Please do not report security vulnerabilities through public GitHub issues, discussions, or pull requests.
Instead, use one of the following private channels:
- GitHub private vulnerability reporting (preferred for this repo). Go to the Security tab of this repository and click "Report a vulnerability". This opens a private advisory visible only to you and the maintainers.
- UiPath Bug Bounty / HackerOne. For UiPath's coordinated disclosure program, report through HackerOne or email hackerone@uipath.com.
- UiPath Trust. For other security or trust queries, use trust.uipath.com or email trust@uipath.com.
Please include as much of the following as you can:
- A description of the vulnerability and its impact.

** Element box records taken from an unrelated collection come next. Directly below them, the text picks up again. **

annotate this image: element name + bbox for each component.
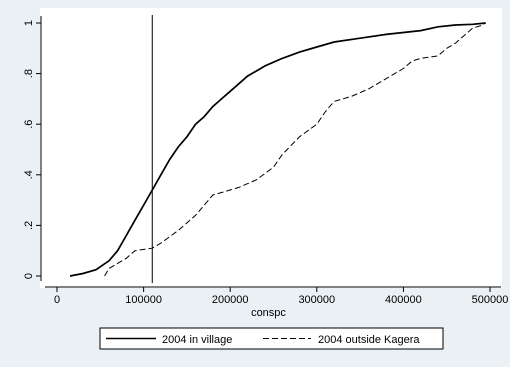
series-layer — [69, 22, 486, 277]
legend-box — [99, 327, 444, 350]
legend-label: 2004 in village — [162, 334, 232, 346]
x-tick-label: 500000 — [472, 294, 509, 306]
x-axis-title: conspc — [251, 307, 286, 319]
x-tick-label: 0 — [54, 294, 60, 306]
y-tick-label: .2 — [23, 221, 35, 230]
y-tick-label: .4 — [23, 170, 35, 179]
legend-label: 2004 outside Kagera — [318, 334, 420, 346]
axes: 0 100000 200000 300000 400000 500000 0 .2 .4 .6 .8… — [23, 15, 508, 319]
y-tick-label: 1 — [23, 20, 35, 26]
series-line-2004-in-village — [69, 22, 486, 277]
x-tick-label: 200000 — [212, 294, 249, 306]
y-tick-label: .8 — [23, 69, 35, 78]
x-tick-label: 300000 — [298, 294, 335, 306]
series-line-2004-outside-kagera — [104, 22, 486, 277]
y-tick-label: 0 — [23, 273, 35, 279]
legend: 2004 in village 2004 outside Kagera — [99, 327, 444, 350]
x-tick-label: 100000 — [125, 294, 162, 306]
y-tick-label: .6 — [23, 120, 35, 129]
x-tick-label: 400000 — [385, 294, 422, 306]
plot-area — [40, 8, 502, 288]
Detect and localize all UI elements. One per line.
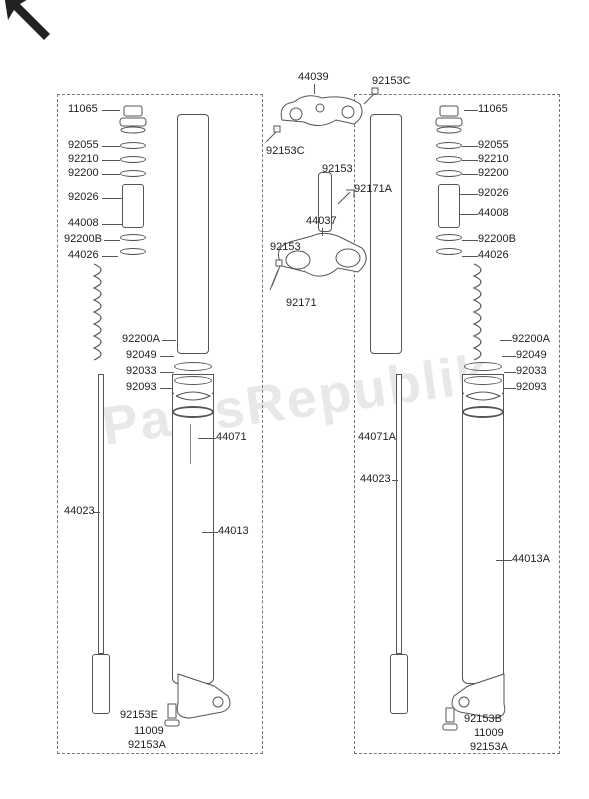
- right-seal-3: [462, 406, 504, 418]
- label: 92055: [68, 140, 99, 151]
- left-spring: [92, 264, 110, 364]
- label: 92033: [126, 366, 157, 377]
- label: 92153A: [128, 740, 166, 751]
- label: 11065: [478, 104, 508, 115]
- left-outer-upper-tube: [177, 114, 209, 354]
- left-cap: [118, 106, 148, 134]
- left-ring-2: [120, 156, 146, 163]
- orientation-arrow: [0, 0, 66, 52]
- right-ring-4: [436, 234, 462, 241]
- label: 44013A: [512, 554, 550, 565]
- label: 92026: [478, 188, 509, 199]
- label: 92200B: [478, 234, 516, 245]
- left-inner-tube-line: [190, 424, 196, 464]
- right-seal-1: [464, 362, 502, 371]
- right-spring: [472, 264, 490, 364]
- left-seal-3: [172, 406, 214, 418]
- left-bottom-bolt: [162, 704, 182, 730]
- label: 92153C: [372, 76, 411, 87]
- left-ring-1: [120, 142, 146, 149]
- label: 11009: [474, 728, 504, 739]
- label: 92049: [516, 350, 547, 361]
- lower-clamp-bolt-l: [268, 260, 284, 290]
- left-piston-base: [92, 654, 110, 714]
- label: 92200A: [122, 334, 160, 345]
- label: 92093: [126, 382, 157, 393]
- label: 92026: [68, 192, 99, 203]
- upper-triple-clamp: [276, 90, 366, 134]
- right-ring-2: [436, 156, 462, 163]
- label: 92200: [478, 168, 509, 179]
- label: 92171A: [354, 184, 392, 195]
- right-ring-1: [436, 142, 462, 149]
- right-ring-5: [436, 248, 462, 255]
- right-snap-ring: [462, 390, 504, 402]
- label: 44071: [216, 432, 247, 443]
- label: 11065: [68, 104, 98, 115]
- upper-clamp-bolt-l: [264, 126, 282, 144]
- left-ring-3: [120, 170, 146, 177]
- label: 92200: [68, 168, 99, 179]
- upper-clamp-bolt-r: [362, 88, 380, 106]
- label: 92153: [322, 164, 353, 175]
- left-snap-ring: [172, 390, 214, 402]
- label: 44037: [306, 216, 337, 227]
- left-seal-1: [174, 362, 212, 371]
- label: 92210: [68, 154, 99, 165]
- label: 92093: [516, 382, 547, 393]
- label: 44013: [218, 526, 249, 537]
- right-piston-base: [390, 654, 408, 714]
- label: 44026: [478, 250, 509, 261]
- right-seal-2: [464, 376, 502, 385]
- lower-clamp-clip: [336, 188, 356, 208]
- right-ring-3: [436, 170, 462, 177]
- label: 44026: [68, 250, 99, 261]
- label: 44023: [360, 474, 391, 485]
- label: 92153E: [120, 710, 158, 721]
- label: 92153B: [464, 714, 502, 725]
- right-spacer-tube: [438, 184, 460, 228]
- left-lower-tube: [172, 374, 214, 684]
- parts-diagram: 11065 92055 92210 92200 92026 44008 9220…: [22, 34, 567, 764]
- label: 92153A: [470, 742, 508, 753]
- right-lower-tube: [462, 374, 504, 684]
- right-outer-upper-tube: [370, 114, 402, 354]
- left-ring-4: [120, 234, 146, 241]
- label: 92200B: [64, 234, 102, 245]
- right-piston-rod: [396, 374, 402, 654]
- label: 92049: [126, 350, 157, 361]
- right-cap: [434, 106, 464, 134]
- left-piston-rod: [98, 374, 104, 654]
- left-seal-2: [174, 376, 212, 385]
- left-ring-5: [120, 248, 146, 255]
- label: 11009: [134, 726, 164, 737]
- label: 44071A: [358, 432, 396, 443]
- label: 44023: [64, 506, 95, 517]
- label: 92055: [478, 140, 509, 151]
- label: 92210: [478, 154, 509, 165]
- lower-triple-clamp: [272, 230, 372, 286]
- label: 92200A: [512, 334, 550, 345]
- right-bottom-bolt: [440, 708, 460, 734]
- left-spacer-tube: [122, 184, 144, 228]
- label: 44008: [478, 208, 509, 219]
- label: 92171: [286, 298, 317, 309]
- label: 92033: [516, 366, 547, 377]
- label: 44008: [68, 218, 99, 229]
- label: 44039: [298, 72, 329, 83]
- label: 92153: [270, 242, 301, 253]
- label: 92153C: [266, 146, 305, 157]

- Steps to reproduce (proof-of-concept, affected version/commit, configuration).
- The component involved (e.g. sandbox/agent execution,
agent_judgecriterion, Docker isolation layer, telemetry). - Any suggested remediation.
- We will acknowledge your report within 5 business days.
- We will provide an assessment and expected timeline for a fix, and keep you informed of progress.
- We will credit you in the advisory once a fix is released, unless you prefer to remain anonymous.
Please give us a reasonable opportunity to remediate before any public disclosure (coordinated disclosure).
coder_eval executes AI-coding-agent output and evaluator-authored commands. A
few areas are security-sensitive by design and are the most valuable to review:
- Sandbox / agent execution — agents run shell commands; isolation is provided by the Docker driver and the sandbox layer.
agent_judgecriterion — spawns a Claude Code SDK agent with tool access using evaluator credentials; treat its inputs as a trust boundary.- Telemetry — anonymous usage telemetry is emitted to an Application Insights
resource; it is on by default and can be disabled with
TELEMETRY_ENABLED=false(see the User Guide).
This project is pre-1.0; security fixes are applied to the latest release on the
main branch. There is no long-term support for older versions.